La movida del sur: bares y malafollá
Cuando en los ochenta aterrizó la Transición, Madrid no tardó en capitalizar el relato oficial de cómo debía ser la modernidad española, acaparando los focos mediante la Movida. Mientras tanto, aquí en el sur se cocía otra cosa, y no era precisamente una copia periférica del fenómeno madrileño. La escena granadina de los ochenta y primeros noventa fue sustancialmente más áspera, menos glamurosa, profundamente callejera y escasamente arropada por los despachos de las multinacionales del disco.
Era tiempo de ruido y mala leche. Mientras Madrid tenía sus locales en pleno centro, los granadinos ensayaban literalmente en cuevas: las del Albaicín y la carretera de Murcia, camino del Sacromonte, donde por unas pocas pesetas al mes uno podía conectar un amplificador entre humedades y vecinos quejándose del estruendo. Por allí pasaron, por ejemplo, TNT, que formados en torno a Ángel Doblas, José Antonio García (pre-091) y al periodista Jesús Arias, tradujeron al castellano el imaginario del punk británico que les llegaba, entre otras personas, por vía de Sagrario Luna, vecina del Albaicín y futura biógrafa de The Clash. O KGB (con Eric pre-Lagartija y pre-Planetas a la batería), con una urgencia más new wave, más oscura, pero bien punki. Sus canciones eran de paro y hastío, con una actitud no exactamente nihilista (Granada tenía demasiada universidad para serlo del todo)3 sino más bien rabiosa y desencantada, hija de una democracia que había llegado pero no había repartido. El rock granadino de esta etapa estaba muy lejos del confeti televisivo del Rastro. Maroto, coge ya la moto.
Esa autenticidad atrajo a un visitante célebre. Joe Strummer apareció en Granada en 1984, con The Clash desmoronándose por dentro tras la salida de Mick Jones y todavía un año antes del fracaso definitivo con Cut the Crap. Pasó temporadas en la ciudad, se hizo habitual de El Silbar, un bar de Pedro Antonio y acabó produciendo a 091 su segundo álbum, Más de cien lobos (1986), aunque la compañía remezcló la grabación y diluyó parte de su trabajo. Él mismo explicaba las razones de su viaje en este orden: porque estaba obsesionado con Andalucía, porque Londres era deprimente y, sobre todo, porque había venido a pensar. En pleno apogeo del pop como espectáculo, el frontman de la banda más ruidosa del momento se largó a una ciudad de cuestas y bares para callarse un rato y producirle un disco a unos chavales que recién empezaban. En 2013 el Ayuntamiento le puso una placeta en el Realejo. Tarde y mal, porque actualmente está completamente deteriorada y abandonada.

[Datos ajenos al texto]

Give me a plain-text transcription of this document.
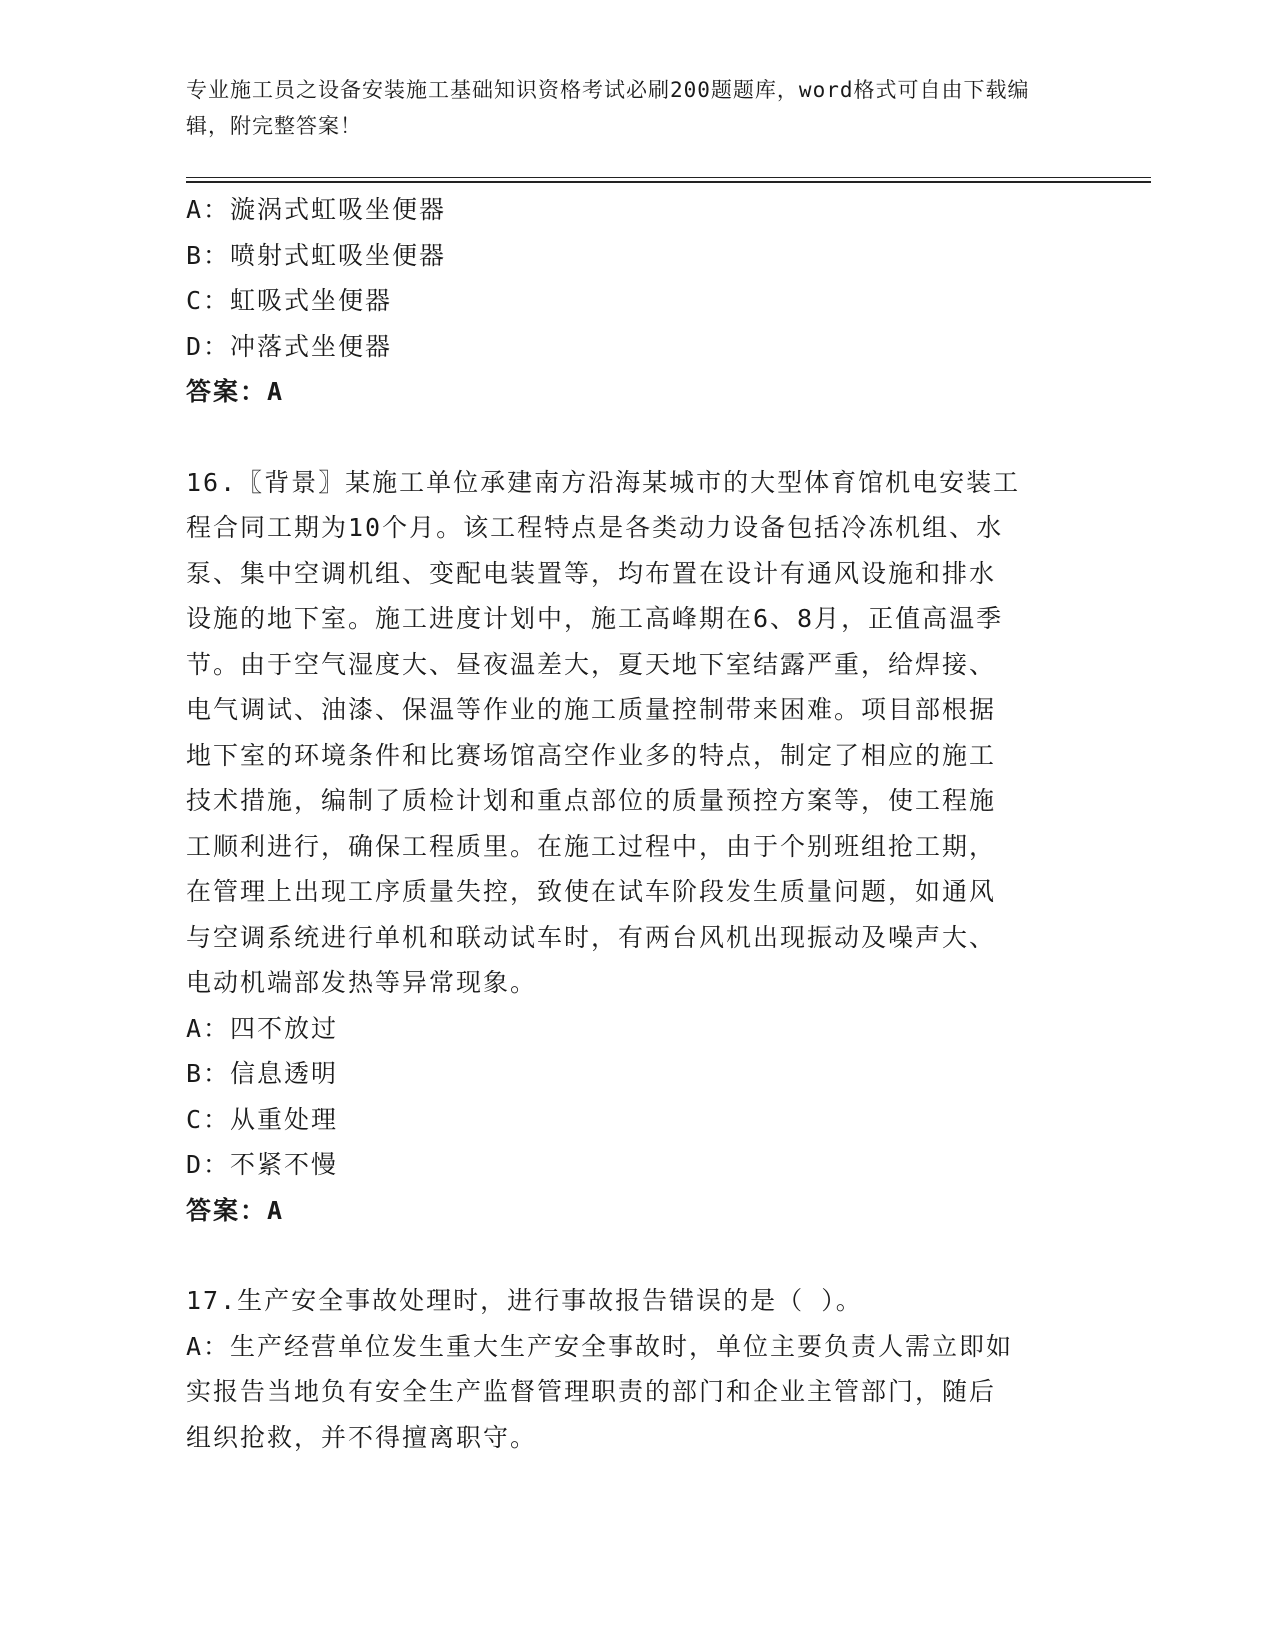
专业施工员之设备安装施工基础知识资格考试必刷200题题库，word格式可自由下载编辑，附完整答案！
A：漩涡式虹吸坐便器
B：喷射式虹吸坐便器
C：虹吸式坐便器
D：冲落式坐便器
答案：A
16.〖背景〗某施工单位承建南方沿海某城市的大型体育馆机电安装工
程合同工期为10个月。该工程特点是各类动力设备包括冷冻机组、水
泵、集中空调机组、变配电装置等，均布置在设计有通风设施和排水
设施的地下室。施工进度计划中，施工高峰期在6、8月，正值高温季
节。由于空气湿度大、昼夜温差大，夏天地下室结露严重，给焊接、
电气调试、油漆、保温等作业的施工质量控制带来困难。项目部根据
地下室的环境条件和比赛场馆高空作业多的特点，制定了相应的施工
技术措施，编制了质检计划和重点部位的质量预控方案等，使工程施
工顺利进行，确保工程质里。在施工过程中，由于个别班组抢工期，
在管理上出现工序质量失控，致使在试车阶段发生质量问题，如通风
与空调系统进行单机和联动试车时，有两台风机出现振动及噪声大、
电动机端部发热等异常现象。
A：四不放过
B：信息透明
C：从重处理
D：不紧不慢
答案：A
17.生产安全事故处理时，进行事故报告错误的是（ ）。
A：生产经营单位发生重大生产安全事故时，单位主要负责人需立即如
实报告当地负有安全生产监督管理职责的部门和企业主管部门，随后
组织抢救，并不得擅离职守。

Los Cero se ordenaban (y ordenan, son incombustibles) en torno a la voz rota de José Antonio García y a las letras de José Ignacio Lapido, que escribía como si Lou Reed también se hubiera mudado al Albaicín: rock americano leído desde el sur, desencanto laico, referencias literarias sin mucha pose. Debajo de las piedras (1989) es el disco que el Ayuntamiento embutirá en el pavimento de Puentezuelas. En su momento, y aunque eran (y son) casi religión, chocaron contra una industria madrileña que no sabía muy bien que hacer con esos andaluces que ni eran flamencos ni encajaban con el relato de la Movida. Otros como La Guardia sí supieron ver que no había por qué pelearse con la radio y, aunque salieron de los mismos locales que los cero, apuntaron de otra manera al pop-rock de estribillo, guitarra acústica y limpias melodías, y les funcionó. Cuando brille el sol, de 1989 e incluido al año siguiente en el álbum homónimo, fue uno de esos temas que durante años sonaron en todas partes y en cada lista de éxitos del Estado. Granada también supo así lo que era estar dentro de la radiofórmula.
El laboratorio: alfa y Omega
Los años noventa convirtieron Granada en un lugar de experimentación musical continua: un sitio donde se mezclaban cosas que no debían mezclarse, donde se observaba qué pasaba y donde a veces salían cosas realmente nuevas. No podemos decir que fuera una escena muy homogénea. Más bien fue una trituradora donde lo oral, el ruído, la poesía y el underground se cruzaron produciendo resultados que terminarían definiendo lo que hoy conocemos como indie y la fusión cantada en español durante los veinte años siguientes.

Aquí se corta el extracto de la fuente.